E’ bene fare un esempio: si cita la “testuggine romana” come emblema di marcia compatta e sicura verso un nemico indomabile e poi si fa riferimento al crollo dell’Impero romano dovuto alla presenza sempre più massiccia nelle legioni di elementi mercenari.
Ciò non soltanto non è vero, in quanto è storicamente affermabile una serie di cause che portarono alla caduta dell’Impero romano differenti da un semplice ricambio di truppe, ma è una informazione che potrebbe rasentare il revisionismo storico.
Quando si ha a che trattare con i fatti storici, oltre alla storia scolastica e ai “sentito dire” o ai documentari di alcune televisioni, peraltro molto accurati, bisognerebbe prima accedere a fonti primarie e poi, magari, anche ad elaborazioni storiografiche che un semplice appassionato di storia come il sottoscritto può reperire in qualunque biblioteca o attraverso anche Internet ma seguendo percorsi non da “Wikipedia”…

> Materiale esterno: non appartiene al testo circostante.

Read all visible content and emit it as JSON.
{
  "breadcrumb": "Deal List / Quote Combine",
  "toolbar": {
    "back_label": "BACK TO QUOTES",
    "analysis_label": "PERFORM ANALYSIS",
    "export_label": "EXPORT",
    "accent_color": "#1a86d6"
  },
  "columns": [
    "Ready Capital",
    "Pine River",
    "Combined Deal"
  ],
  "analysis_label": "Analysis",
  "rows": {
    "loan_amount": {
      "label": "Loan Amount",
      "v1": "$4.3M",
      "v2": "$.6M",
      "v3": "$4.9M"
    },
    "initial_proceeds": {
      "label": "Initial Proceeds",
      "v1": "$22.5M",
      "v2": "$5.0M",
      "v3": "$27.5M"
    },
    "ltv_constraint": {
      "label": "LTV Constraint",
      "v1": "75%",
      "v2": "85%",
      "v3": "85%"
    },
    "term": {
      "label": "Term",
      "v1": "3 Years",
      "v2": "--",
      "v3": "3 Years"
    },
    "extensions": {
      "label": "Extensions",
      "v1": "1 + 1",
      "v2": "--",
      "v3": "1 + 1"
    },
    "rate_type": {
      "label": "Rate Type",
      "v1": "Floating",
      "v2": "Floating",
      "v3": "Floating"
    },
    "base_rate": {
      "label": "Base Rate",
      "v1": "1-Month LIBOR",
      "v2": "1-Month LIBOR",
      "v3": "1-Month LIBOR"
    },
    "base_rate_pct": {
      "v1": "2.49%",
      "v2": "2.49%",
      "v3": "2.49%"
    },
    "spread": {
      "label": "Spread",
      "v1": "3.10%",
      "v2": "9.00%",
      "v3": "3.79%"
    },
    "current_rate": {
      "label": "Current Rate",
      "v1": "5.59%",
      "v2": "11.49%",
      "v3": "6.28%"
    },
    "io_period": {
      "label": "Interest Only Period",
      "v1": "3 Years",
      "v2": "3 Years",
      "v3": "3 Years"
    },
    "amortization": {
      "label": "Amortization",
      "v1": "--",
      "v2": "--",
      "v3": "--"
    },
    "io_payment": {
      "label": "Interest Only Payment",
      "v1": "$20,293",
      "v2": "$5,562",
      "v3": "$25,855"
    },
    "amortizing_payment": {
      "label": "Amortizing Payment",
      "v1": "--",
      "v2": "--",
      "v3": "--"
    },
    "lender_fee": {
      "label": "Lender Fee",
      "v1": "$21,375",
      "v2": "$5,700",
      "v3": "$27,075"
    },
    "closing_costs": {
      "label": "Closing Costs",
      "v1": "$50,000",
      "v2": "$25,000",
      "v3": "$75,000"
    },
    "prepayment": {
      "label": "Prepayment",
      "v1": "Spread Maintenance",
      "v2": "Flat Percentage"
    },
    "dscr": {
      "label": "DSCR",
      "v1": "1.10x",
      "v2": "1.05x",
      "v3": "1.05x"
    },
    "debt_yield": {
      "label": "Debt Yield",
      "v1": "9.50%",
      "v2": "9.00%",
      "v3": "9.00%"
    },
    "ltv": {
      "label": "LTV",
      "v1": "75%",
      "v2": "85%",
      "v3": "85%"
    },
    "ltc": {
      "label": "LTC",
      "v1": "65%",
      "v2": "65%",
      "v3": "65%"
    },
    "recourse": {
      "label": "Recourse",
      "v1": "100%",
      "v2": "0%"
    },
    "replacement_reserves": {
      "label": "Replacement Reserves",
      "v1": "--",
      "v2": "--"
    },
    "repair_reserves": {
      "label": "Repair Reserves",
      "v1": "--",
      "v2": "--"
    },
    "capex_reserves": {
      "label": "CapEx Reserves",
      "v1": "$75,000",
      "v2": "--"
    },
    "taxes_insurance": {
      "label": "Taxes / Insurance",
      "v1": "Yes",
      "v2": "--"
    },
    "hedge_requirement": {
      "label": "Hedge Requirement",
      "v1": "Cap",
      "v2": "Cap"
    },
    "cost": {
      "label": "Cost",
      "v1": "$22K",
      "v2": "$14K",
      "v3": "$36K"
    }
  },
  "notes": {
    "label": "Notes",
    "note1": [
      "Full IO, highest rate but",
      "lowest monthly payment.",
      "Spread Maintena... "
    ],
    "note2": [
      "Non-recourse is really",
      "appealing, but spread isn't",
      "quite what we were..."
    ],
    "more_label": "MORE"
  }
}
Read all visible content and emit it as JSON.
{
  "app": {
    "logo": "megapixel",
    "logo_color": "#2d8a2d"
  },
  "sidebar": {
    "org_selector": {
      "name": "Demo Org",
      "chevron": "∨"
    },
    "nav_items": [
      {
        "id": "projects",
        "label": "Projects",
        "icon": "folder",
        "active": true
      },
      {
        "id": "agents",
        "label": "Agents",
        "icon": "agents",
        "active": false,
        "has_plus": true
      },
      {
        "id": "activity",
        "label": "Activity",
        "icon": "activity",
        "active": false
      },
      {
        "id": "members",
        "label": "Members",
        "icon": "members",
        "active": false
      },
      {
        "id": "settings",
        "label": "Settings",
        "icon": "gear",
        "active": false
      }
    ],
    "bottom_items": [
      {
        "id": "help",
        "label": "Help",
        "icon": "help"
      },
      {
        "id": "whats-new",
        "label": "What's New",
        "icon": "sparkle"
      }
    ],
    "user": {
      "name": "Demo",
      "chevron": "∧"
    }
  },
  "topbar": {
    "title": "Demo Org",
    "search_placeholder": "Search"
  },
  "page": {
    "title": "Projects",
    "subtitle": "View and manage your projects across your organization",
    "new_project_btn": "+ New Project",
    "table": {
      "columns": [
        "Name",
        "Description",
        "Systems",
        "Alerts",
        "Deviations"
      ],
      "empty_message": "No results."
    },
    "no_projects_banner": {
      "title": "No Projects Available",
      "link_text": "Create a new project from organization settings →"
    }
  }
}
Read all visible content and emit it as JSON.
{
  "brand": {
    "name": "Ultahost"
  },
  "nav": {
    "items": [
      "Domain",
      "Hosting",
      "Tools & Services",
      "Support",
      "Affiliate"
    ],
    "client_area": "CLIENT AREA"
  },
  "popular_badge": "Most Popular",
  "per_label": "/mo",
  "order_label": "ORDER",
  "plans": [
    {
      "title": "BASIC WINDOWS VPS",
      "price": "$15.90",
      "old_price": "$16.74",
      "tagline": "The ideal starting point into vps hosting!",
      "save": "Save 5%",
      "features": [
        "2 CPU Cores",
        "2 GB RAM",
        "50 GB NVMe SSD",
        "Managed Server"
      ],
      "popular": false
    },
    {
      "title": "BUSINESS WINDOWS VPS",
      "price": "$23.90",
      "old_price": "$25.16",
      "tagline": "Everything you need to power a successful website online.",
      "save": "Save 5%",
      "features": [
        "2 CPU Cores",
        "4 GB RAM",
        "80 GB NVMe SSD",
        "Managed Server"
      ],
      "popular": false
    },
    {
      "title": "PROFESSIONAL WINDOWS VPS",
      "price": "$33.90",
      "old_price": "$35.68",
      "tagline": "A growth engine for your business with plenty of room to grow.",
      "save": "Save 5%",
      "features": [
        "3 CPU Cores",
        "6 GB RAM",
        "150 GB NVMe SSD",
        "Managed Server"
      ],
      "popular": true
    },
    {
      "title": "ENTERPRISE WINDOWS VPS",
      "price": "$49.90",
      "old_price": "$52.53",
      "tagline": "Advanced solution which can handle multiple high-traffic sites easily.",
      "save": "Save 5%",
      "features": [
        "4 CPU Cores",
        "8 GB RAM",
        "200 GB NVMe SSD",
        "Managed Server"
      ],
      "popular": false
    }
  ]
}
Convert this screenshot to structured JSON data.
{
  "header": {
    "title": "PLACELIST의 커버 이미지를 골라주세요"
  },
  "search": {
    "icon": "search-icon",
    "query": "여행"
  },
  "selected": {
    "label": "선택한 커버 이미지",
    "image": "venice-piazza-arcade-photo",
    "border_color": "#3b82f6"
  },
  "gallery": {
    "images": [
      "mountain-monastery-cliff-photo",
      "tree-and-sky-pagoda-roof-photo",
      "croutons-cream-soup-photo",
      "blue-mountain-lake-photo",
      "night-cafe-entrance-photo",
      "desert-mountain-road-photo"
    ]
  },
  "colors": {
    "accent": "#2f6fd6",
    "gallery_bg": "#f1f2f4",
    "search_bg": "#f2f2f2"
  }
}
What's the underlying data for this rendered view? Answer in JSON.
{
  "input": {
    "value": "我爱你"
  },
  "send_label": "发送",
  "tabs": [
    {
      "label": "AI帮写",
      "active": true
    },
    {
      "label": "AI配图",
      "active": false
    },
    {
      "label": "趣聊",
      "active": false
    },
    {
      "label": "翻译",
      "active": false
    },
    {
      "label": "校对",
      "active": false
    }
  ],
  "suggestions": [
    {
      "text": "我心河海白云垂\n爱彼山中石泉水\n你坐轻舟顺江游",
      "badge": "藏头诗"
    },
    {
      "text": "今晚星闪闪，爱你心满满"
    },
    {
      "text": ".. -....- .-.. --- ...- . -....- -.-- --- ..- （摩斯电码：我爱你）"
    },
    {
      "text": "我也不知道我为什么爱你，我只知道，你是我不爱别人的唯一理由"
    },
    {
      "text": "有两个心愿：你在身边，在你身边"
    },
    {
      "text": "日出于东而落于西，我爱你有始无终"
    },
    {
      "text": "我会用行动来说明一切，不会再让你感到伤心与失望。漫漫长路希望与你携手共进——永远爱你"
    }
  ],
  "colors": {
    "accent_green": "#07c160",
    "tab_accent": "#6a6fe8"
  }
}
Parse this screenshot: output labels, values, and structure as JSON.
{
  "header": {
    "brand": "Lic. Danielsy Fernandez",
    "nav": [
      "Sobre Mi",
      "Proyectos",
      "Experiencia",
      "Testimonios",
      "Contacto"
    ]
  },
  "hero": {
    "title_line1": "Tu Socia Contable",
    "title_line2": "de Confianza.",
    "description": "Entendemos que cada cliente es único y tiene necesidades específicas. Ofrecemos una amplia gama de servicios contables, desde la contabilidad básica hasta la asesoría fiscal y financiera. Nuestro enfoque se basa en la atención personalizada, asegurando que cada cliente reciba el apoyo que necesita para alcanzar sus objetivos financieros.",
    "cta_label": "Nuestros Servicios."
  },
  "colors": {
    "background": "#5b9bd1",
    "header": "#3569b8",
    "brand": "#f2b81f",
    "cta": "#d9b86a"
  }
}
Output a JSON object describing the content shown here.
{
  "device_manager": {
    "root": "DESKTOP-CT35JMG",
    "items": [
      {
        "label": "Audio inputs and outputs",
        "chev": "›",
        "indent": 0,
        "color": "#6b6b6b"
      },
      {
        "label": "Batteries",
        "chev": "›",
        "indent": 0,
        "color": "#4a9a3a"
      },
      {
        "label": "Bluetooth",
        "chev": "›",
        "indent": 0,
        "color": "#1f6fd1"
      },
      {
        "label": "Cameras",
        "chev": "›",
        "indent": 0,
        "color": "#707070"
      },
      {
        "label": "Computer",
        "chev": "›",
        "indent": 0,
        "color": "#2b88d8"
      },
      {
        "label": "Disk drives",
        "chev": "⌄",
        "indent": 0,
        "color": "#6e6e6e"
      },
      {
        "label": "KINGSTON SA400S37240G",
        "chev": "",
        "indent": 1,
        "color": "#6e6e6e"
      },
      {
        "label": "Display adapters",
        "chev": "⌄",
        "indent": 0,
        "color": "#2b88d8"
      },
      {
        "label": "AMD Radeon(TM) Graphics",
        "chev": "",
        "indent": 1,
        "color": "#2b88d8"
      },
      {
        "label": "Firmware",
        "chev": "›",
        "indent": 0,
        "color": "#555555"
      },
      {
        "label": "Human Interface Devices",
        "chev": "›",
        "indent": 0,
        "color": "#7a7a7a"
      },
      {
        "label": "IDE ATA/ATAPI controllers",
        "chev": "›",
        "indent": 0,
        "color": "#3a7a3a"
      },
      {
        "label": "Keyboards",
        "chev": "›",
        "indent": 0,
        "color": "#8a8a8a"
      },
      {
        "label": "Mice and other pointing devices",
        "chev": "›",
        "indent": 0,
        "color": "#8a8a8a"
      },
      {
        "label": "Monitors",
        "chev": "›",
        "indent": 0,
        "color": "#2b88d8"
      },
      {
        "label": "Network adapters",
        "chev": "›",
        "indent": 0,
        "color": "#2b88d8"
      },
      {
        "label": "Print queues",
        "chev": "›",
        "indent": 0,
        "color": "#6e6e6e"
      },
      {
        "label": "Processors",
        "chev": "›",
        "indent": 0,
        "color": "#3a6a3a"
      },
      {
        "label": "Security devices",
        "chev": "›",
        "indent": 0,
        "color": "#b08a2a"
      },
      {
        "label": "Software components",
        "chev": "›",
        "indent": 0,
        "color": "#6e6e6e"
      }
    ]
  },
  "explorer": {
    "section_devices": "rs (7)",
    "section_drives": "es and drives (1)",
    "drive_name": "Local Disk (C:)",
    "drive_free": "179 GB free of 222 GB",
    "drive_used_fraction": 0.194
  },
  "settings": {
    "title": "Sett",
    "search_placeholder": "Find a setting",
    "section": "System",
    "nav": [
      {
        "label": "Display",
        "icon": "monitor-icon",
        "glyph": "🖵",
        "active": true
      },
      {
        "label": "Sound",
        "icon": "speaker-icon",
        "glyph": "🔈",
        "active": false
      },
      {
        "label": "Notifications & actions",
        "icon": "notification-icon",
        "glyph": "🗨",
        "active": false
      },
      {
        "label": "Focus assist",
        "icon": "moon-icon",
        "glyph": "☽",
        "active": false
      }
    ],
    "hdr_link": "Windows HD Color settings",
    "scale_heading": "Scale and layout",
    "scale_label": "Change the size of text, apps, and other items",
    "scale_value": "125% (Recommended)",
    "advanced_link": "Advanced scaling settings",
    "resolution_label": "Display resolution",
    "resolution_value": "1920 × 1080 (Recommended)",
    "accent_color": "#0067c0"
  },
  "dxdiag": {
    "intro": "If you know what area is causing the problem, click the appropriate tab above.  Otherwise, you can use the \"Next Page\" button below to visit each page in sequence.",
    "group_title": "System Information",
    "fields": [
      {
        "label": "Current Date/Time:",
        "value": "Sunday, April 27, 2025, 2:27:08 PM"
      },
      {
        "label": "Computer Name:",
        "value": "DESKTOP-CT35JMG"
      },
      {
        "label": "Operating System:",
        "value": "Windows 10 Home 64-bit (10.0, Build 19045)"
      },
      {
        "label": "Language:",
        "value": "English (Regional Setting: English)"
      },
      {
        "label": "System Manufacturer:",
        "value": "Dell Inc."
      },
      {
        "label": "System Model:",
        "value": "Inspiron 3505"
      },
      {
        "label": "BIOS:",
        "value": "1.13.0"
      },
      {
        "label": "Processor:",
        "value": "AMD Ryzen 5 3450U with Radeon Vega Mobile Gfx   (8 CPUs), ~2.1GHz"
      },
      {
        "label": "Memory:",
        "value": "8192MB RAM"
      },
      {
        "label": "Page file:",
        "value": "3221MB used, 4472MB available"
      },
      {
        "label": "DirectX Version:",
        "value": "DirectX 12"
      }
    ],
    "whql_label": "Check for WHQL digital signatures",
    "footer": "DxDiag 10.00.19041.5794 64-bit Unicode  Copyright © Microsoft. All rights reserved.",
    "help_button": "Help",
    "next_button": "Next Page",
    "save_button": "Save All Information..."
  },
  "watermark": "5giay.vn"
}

La verità storica ci preme perché non è interpretabile se non attraverso la visione ideologica che se ne può dare: ma, a quel punto, sappiamo bene che possiamo considerare il bene e il male come punti di vista guidati da una morale, quindi da una coscienza tanto soggettiva quanto oggettiva che si può esprimere, ad esempio, nel dettame della Costituzione.
Se seguiamo i princìpi costituzionali, quindi se abbracciamo una linea della storia che ha visto nella liberazione dal nazifascismo un fatto positivo per poter vivere in pace e, quanto meno, in una democrazia troppe volte apparente e troppe poche volte sostanziale, allora è evidente che i fatti storici, così come sono accaduti, hanno per noi un valore anche politico, sociale, morale e civile.
Se li osserviamo come “storici” (veri o improvvisati che si sia), allora ogni giudizio morale deve essere sospeso e deve prevalere la veridicità degli accadimenti.
Ma dire che l’Impero romano è crollato sotto il peso enorme di chissà quale ricambio generazionale o qualitativo dei legionari è fare torto non ad una ideologia ma alla storia stessa, quindi ai fatti.
Prima dell’avvento del principato augusteo, gli eserciti della Repubblica romana erano pagati con una discontinuità che metteva a dura prova la fedeltà delle legioni.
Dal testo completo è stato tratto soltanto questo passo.